Risk Combined Building Block (BB) Assessment: Strong
Regions’ overall risk profile remains sound. DBRS Morningstar views the risk profile as much improved compared to pre-financial crisis levels, when it held a significantly larger percentage of its loan portfolio in CRE loans. However, asset quality metrics are expected to worsen from their current unsustainably low levels.

Funding and Liquidity Combined Building Block (BB) Assessment: Very Strong/Strong
Regions’ funding position is considered strong, reflecting its low-cost deposit franchise and liquid balance sheet. Regions has strong levels of core deposits, including 43% of deposits that are non-interest bearing, resulting in one of the lowest cost of funds in the industry.

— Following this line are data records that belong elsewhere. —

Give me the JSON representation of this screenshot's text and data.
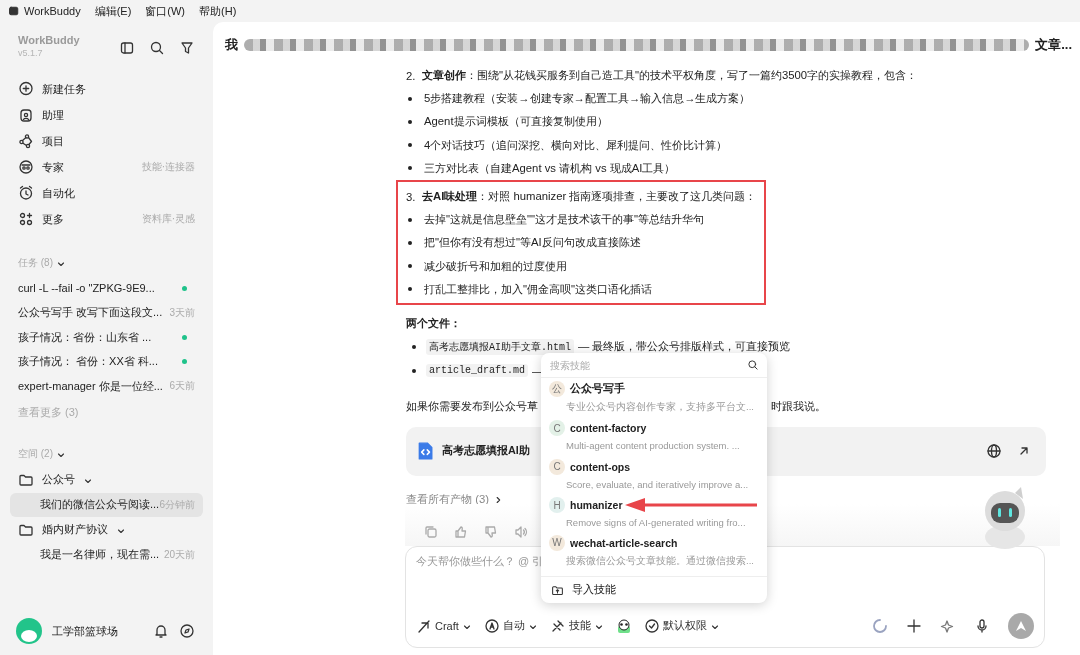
{
  "menu_bar": {
    "app": "WorkBuddy",
    "menus": [
      "编辑(E)",
      "窗口(W)",
      "帮助(H)"
    ]
  },
  "sidebar": {
    "app_name": "WorkBuddy",
    "version": "v5.1.7",
    "nav": [
      {
        "label": "新建任务"
      },
      {
        "label": "助理"
      },
      {
        "label": "项目"
      },
      {
        "label": "专家",
        "hint": "技能·连接器"
      },
      {
        "label": "自动化"
      },
      {
        "label": "更多",
        "hint": "资料库·灵感"
      }
    ],
    "tasks_header": "任务 (8)",
    "tasks": [
      {
        "kind": "dot",
        "title": "curl -L --fail -o \"ZPKG-9E9...",
        "color": "#1fc28a"
      },
      {
        "kind": "time",
        "title": "公众号写手 改写下面这段文...",
        "time": "3天前"
      },
      {
        "kind": "dot",
        "title": "孩子情况：省份：山东省 ...",
        "color": "#1fc28a"
      },
      {
        "kind": "dot",
        "title": "孩子情况： 省份：XX省 科...",
        "color": "#1fc28a"
      },
      {
        "kind": "time",
        "title": "expert-manager 你是一位经...",
        "time": "6天前"
      }
    ],
    "see_more": "查看更多 (3)",
    "spaces_header": "空间 (2)",
    "spaces": [
      {
        "name": "公众号",
        "expanded": true,
        "children": [
          {
            "title": "我们的微信公众号阅读...",
            "time": "6分钟前",
            "selected": true
          }
        ]
      },
      {
        "name": "婚内财产协议",
        "expanded": true,
        "children": [
          {
            "title": "我是一名律师，现在需...",
            "time": "20天前",
            "selected": false
          }
        ]
      }
    ],
    "user": "工学部篮球场"
  },
  "chat": {
    "title_start": "我",
    "title_end": "文章...",
    "sections": [
      {
        "highlighted": false,
        "lines": [
          {
            "kind": "numbered",
            "number": "2.",
            "text": "**文章创作**：围绕\"从花钱买服务到自己造工具\"的技术平权角度，写了一篇约3500字的实操教程，包含："
          },
          {
            "kind": "bullet",
            "text": "5步搭建教程（安装→创建专家→配置工具→输入信息→生成方案）"
          },
          {
            "kind": "bullet",
            "text": "Agent提示词模板（可直接复制使用）"
          },
          {
            "kind": "bullet",
            "text": "4个对话技巧（追问深挖、横向对比、犀利提问、性价比计算）"
          },
          {
            "kind": "bullet",
            "text": "三方对比表（自建Agent vs 请机构 vs 现成AI工具）"
          }
        ]
      },
      {
        "highlighted": true,
        "lines": [
          {
            "kind": "numbered",
            "number": "3.",
            "text": "**去AI味处理**：对照 humanizer 指南逐项排查，主要改了这几类问题："
          },
          {
            "kind": "bullet",
            "text": "去掉\"这就是信息壁垒\"\"这才是技术该干的事\"等总结升华句"
          },
          {
            "kind": "bullet",
            "text": "把\"但你有没有想过\"等AI反问句改成直接陈述"
          },
          {
            "kind": "bullet",
            "text": "减少破折号和加粗的过度使用"
          },
          {
            "kind": "bullet",
            "text": "打乱工整排比，加入\"佣金高呗\"这类口语化插话"
          }
        ]
      }
    ],
    "files_heading": "两个文件：",
    "files": [
      {
        "code": "高考志愿填报AI助手文章.html",
        "text": "— 最终版，带公众号排版样式，可直接预览"
      },
      {
        "code": "article_draft.md",
        "text": "—"
      }
    ],
    "note_left": "如果你需要发布到公众号草",
    "note_right": "时跟我说。",
    "artifact": {
      "title": "高考志愿填报AI助"
    },
    "view_all": "查看所有产物 (3)",
    "input": {
      "placeholder": "今天帮你做些什么？ @ 引",
      "tools": [
        "Craft",
        "自动",
        "技能",
        "默认权限"
      ]
    }
  },
  "skill_popup": {
    "search_placeholder": "搜索技能",
    "skills": [
      {
        "badge": "公",
        "name": "公众号写手",
        "description": "专业公众号内容创作专家，支持多平台文...",
        "color": "#f3e9dc"
      },
      {
        "badge": "C",
        "name": "content-factory",
        "description": "Multi-agent content production system. ...",
        "color": "#e3f1e7"
      },
      {
        "badge": "C",
        "name": "content-ops",
        "description": "Score, evaluate, and iteratively improve a...",
        "color": "#f3e9dc"
      },
      {
        "badge": "H",
        "name": "humanizer",
        "description": "Remove signs of AI-generated writing fro...",
        "color": "#e2f0ee"
      },
      {
        "badge": "W",
        "name": "wechat-article-search",
        "description": "搜索微信公众号文章技能。通过微信搜索...",
        "color": "#f3e9dc"
      }
    ],
    "footer": "导入技能"
  }
}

Capitalization Combined Building Block (BB) Assessment: Good
DBRS Morningstar views Regions’ capitalization levels as solid. The Company generates significant capital and has deployed some for bolt-on acquisitions, as well as stock buybacks. Regulatory capital ratios, including the CET1 ratio of 9.3% as of September 30, 2022, are expected to increase from their current levels. The Company targets a CET1 operating range of 9.25% to 9.75% and expects to manage towards the mid to upper end of the range over time.

Further details on the Scorecard Indicators and Building Block Assessments can be found at ADD LINK


There were no Environmental/ Social/ Governance factor(s) that had a significant or relevant effect on the credit analysis.

A description of how DBRS Morningstar considers ESG factors within the DBRS Morningstar analytical framework can be found in the DBRS Morningstar Criteria: Approach to Environmental, Social, and Governance Risk Factors in Credit Ratings at

Notes: All figures are in U.S. dollar unless otherwise noted.

The principal methodology is the Global Methodology for Rating Banks and Banking Organizations (June 23, 2022). In addition, DBRS Morningstar uses the DBRS Morningstar Criteria: Approach to Environmental, Social, and Governance Risk Factors in Credit Ratings in its consideration of ESG factors.

The primary sources of information used for this rating include Morningstar Inc. and Company Documents. DBRS Morningstar considers the information available to it for the purposes of providing this rating was of satisfactory quality.

The rated entity or its related entities did participate in the rating process for this rating action. DBRS Morningstar had access to the accounts and other relevant internal documents of the rated entity or its related entities in connection with this rating action.

The conditions that lead to the assignment of a Negative or Positive trend are generally resolved within a 12-month period. DBRS Morningstar’s outlooks and ratings are under regular surveillance.